Desde logo, D. Ana Miquelina há de registrar “los mui malos modos” de Carlota Joaquina. Desde não querer fazer nada do que lhe dizem, o “demorar infindos a vestir-se”, o levantar sempre tarde, as birras por causa da roupa que lhe apertava ou os calçados que não queria calçar, o horrível comportamento à mesa, onde a Infanta pegava alimentos com as mãos, jogava-os à cara do Infante ou sobre as criadas, ou os silêncios obstinados – silêncios de 3 ou 4 horas – nas aulas do padre Felipe. Só D. Maria, sua sogra, era capaz de obter do demônio em forma de gente, alguma reação de obediência. O castigo dado pela rainha e capaz de dobrar “su mala educácion”? Proibi-la de andar de burro, coisa da que mais gostava.

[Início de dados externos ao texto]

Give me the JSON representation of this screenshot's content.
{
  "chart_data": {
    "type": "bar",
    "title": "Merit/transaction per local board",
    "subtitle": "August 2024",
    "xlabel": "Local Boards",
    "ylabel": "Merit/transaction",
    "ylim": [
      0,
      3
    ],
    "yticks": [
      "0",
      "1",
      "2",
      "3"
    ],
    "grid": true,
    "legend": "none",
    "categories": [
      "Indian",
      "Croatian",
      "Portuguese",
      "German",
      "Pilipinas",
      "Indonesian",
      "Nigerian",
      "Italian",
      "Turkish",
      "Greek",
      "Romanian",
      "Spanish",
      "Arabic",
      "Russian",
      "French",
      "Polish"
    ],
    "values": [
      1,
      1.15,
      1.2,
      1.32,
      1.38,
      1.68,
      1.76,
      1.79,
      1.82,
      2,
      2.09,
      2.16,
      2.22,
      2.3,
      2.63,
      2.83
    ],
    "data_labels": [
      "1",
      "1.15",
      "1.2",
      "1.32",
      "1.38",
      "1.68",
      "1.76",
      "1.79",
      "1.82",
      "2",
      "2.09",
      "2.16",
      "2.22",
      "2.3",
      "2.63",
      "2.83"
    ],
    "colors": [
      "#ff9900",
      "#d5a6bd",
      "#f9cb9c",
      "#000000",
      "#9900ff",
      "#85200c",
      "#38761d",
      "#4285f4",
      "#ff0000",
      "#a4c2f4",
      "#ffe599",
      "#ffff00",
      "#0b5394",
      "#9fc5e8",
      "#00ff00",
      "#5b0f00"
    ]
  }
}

Curiosa relação! D. Maria adorava a menina-nora. Desde que a conheceu, encantou-se por sua “viveza”. Por sua terrível e natural “viveza’que a impedia de concentrar-se na etiqueta ou nos estudos. Para a sogra, tal viveza era sinônimo de graça e alegria. “Ela é engraçadíssima – escrevia ao pai, Carlos III – e faz tudo como se tivesse outra idade…A nossa amada Carlota me agrada muito por suas boas qualidades”…E a sogra não a largava. Fazia dela a sua principal companhia. Iam juntas visitar conventos, iam às vindimas em Caxias, aos banhos de Caldas da Rainha, para a pesca em São Martinho do Porto. Semanas inteiras a menina era arrastada para esta agenda, sobrando-lhe nenhum tempo para estudar ou brincar. Já o sogro, D. Pedro, gostava de sua companhia nos serões: jogavam naipes juntos. Ou ele assistia, encantado, as suas exibições de bailado. Suas habilidades nesta atividade a transformavam no alvo das atenções.‘Bailava como uma pintura”gabava-se a sogra que a fazia exibir-se aos convidados. Os sogros cobriam-na de beijos e abraços. Suas proezas eram recompensadas com presentes. A tolerância às traquinices decorriam do fato de que Carlota era uma criança em meio a idosos. Até D. João agia como um irmão mais velho, ralhando quando ela se portava mal diante dele. Convivendo com adultos, não surpreende que Carlota, tenha, desde muito cedo, aprendido tudo o que precisava para mover-se no meio cortesão: as maneiras “manhosas”, como as descrevia William Beckford, necessárias, contudo, para driblar as intrigas palacianas. Formava-se neste caldo, segundo sua biógrafa Sara Marques Pereira, uma personalidade que somava o gosto pela rebeldia, a paixão pelo exotismo e a inteligência autodidata. – Mary del Priore
Retrato de Carlota Joaquina, por Nicolas-Antoine Taunay.